Weekly Lobbying News Round-Up

Friday, July 2nd, 2010 by James

Eric Brown tips us off to an LDA amendment: originally the bill sought to amend the Federal Election Campaign Act, but now amends the Lobbying Disclosure Act to “prohibit any registered lobbyist whose clients include foreign governments which are found to be sponsors of international terrorism or include other foreign nationals from making contributions and other campaign-related disbursements in elections for public office”; bill text is now available from the GPO here (H.R. 5609).

Big acquisition by Patton Boggs reported: Breaux Lott Leadership Group will now be a wholly-owned subsidiary of Patton Boggs; former Senators John Breaux (D-La.) and Trent Lott (R-Miss.) and their small but “effective” boutique lobbying firm will join the large team at Patton Boggs, starting immediately. Bonus (because it’s Friday): did you know Trent Lott’s given name is Chester Trent Lott? His son (also a member of the lobbying group) bears the same name. Now you know. Read about the “strategic coup” at the Blog of Legal Times.

Time profiles Lobbyists and their Return on Investment, in a series of short lobbyist/issue/payoff profiles.

Ex-Rep. John Campbell was taken down by the Jack Abramoff affair; Roll Call profiles Campbell’s life since 2005.

House Ethics Clears Rep. Richardson. The Committee on Standards of Official Conduct released its report in the matter of Rep. Laura Richardson (D-Calif.) and cleared her of any wrongdoing in the mortgage matter. (link is a PDF)

Two great compliance / political law resources to take to the beach with you  over your long holiday weekend:

Quote of the week:

“The irony of it is that every time the president says we lobbyists have all this influence, people who don’t have a lobbyist want one… He exaggerates our power, but he increases demand for our services.” – Tony Podesta, Podesta Group, NYTimes article on the “Superlobbyist,” July 1.

Happy 4th of July Holiday Weekend from all of us at Lobby Blog!

BP Brings Out the Big Guns in DC

Tuesday, June 22nd, 2010 by Madiha

Power lobbyist Tony Podesta (Podesta Group) and legal advisor Jamie Gorelick (WilmerHale), a top Justice Department official in the Clinton administration, are part of the formidable team of Democrat lobbyists running Operation Damage Control for British Petroleum, the Washington Post reported on Monday. Facing one PR crisis after another since the Gulf of Mexico oil spill, BP was struck by yet another gaffe this weekend after CEO Tony Hayward was photographed watching a yacht race along the British coast, displaying a remarkable tone-deafness to the political atmosphere.
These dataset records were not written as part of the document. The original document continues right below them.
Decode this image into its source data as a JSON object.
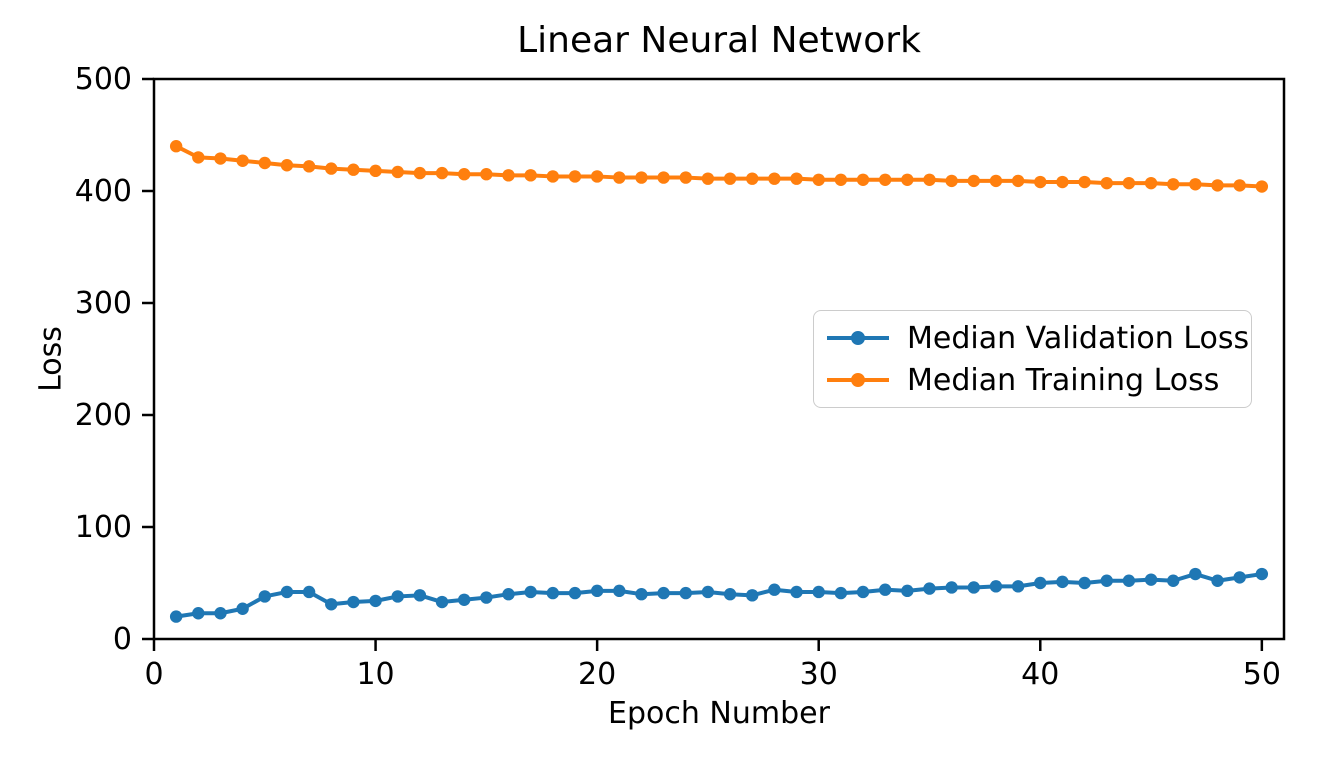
{
  "chart_data": {
    "type": "line",
    "title": "Linear Neural Network",
    "xlabel": "Epoch Number",
    "ylabel": "Loss",
    "xlim": [
      0,
      51
    ],
    "ylim": [
      0,
      500
    ],
    "xticks": [
      0,
      10,
      20,
      30,
      40,
      50
    ],
    "yticks": [
      0,
      100,
      200,
      300,
      400,
      500
    ],
    "grid": false,
    "background": "#ffffff",
    "axis_color": "#000000",
    "legend_position": "center right",
    "legend_border_color": "#cccccc",
    "x": [
      1,
      2,
      3,
      4,
      5,
      6,
      7,
      8,
      9,
      10,
      11,
      12,
      13,
      14,
      15,
      16,
      17,
      18,
      19,
      20,
      21,
      22,
      23,
      24,
      25,
      26,
      27,
      28,
      29,
      30,
      31,
      32,
      33,
      34,
      35,
      36,
      37,
      38,
      39,
      40,
      41,
      42,
      43,
      44,
      45,
      46,
      47,
      48,
      49,
      50
    ],
    "series": [
      {
        "name": "Median Validation Loss",
        "color": "#1f77b4",
        "marker": "circle",
        "values": [
          20,
          23,
          23,
          27,
          38,
          42,
          42,
          31,
          33,
          34,
          38,
          39,
          33,
          35,
          37,
          40,
          42,
          41,
          41,
          43,
          43,
          40,
          41,
          41,
          42,
          40,
          39,
          44,
          42,
          42,
          41,
          42,
          44,
          43,
          45,
          46,
          46,
          47,
          47,
          50,
          51,
          50,
          52,
          52,
          53,
          52,
          58,
          52,
          55,
          58
        ]
      },
      {
        "name": "Median Training Loss",
        "color": "#ff7f0e",
        "marker": "circle",
        "values": [
          440,
          430,
          429,
          427,
          425,
          423,
          422,
          420,
          419,
          418,
          417,
          416,
          416,
          415,
          415,
          414,
          414,
          413,
          413,
          413,
          412,
          412,
          412,
          412,
          411,
          411,
          411,
          411,
          411,
          410,
          410,
          410,
          410,
          410,
          410,
          409,
          409,
          409,
          409,
          408,
          408,
          408,
          407,
          407,
          407,
          406,
          406,
          405,
          405,
          404
        ]
      }
    ]
  }
}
BP has spent nearly $20 million on lobbying from January 2009 through March 2010, ranking as one of Washington’s top corporate lobbying clients.

Other key players who were involved in the incident have also increased their efforts to avert the disaster spilling over to them.  Jeffrey Turner (Patton Boggs) has been hired by engineering giant Halliburton, which was in charge of cementing the well just before the April 20 explosion, to handle legal and congressional inquiries.
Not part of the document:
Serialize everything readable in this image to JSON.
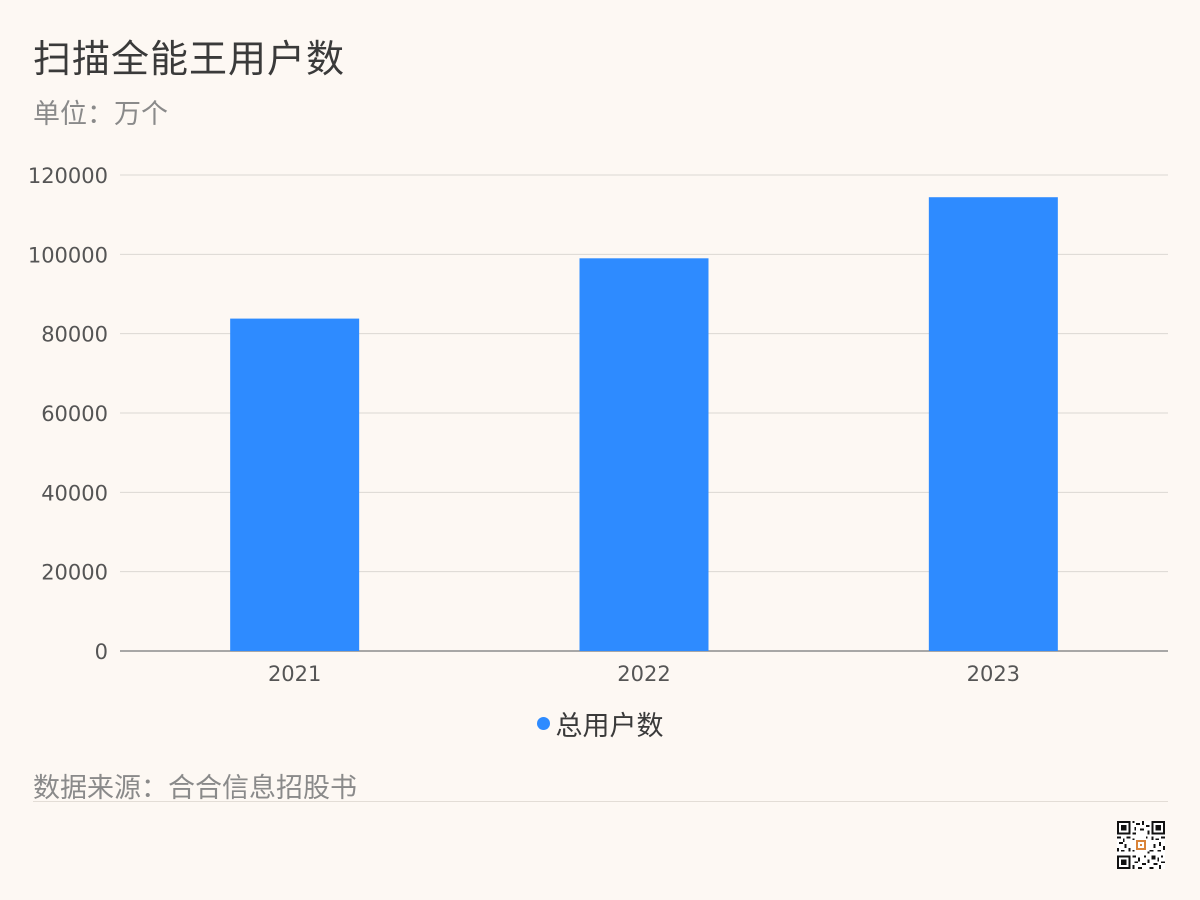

Insiders in the teams representing the embattled companies told the  Post that the emphasis of the lobbying push right now is on giving as much information as possible to lawmakers, as opposed to affecting policy changes. According to the sources, the lobbyists’ attitude at this time is ‘deferential,’ in response to lawmakers’ impatience with the oil industry at present.

Source for lobbying information: Lobbyists.info & Senate Office of Public Records; Washington Post article is here.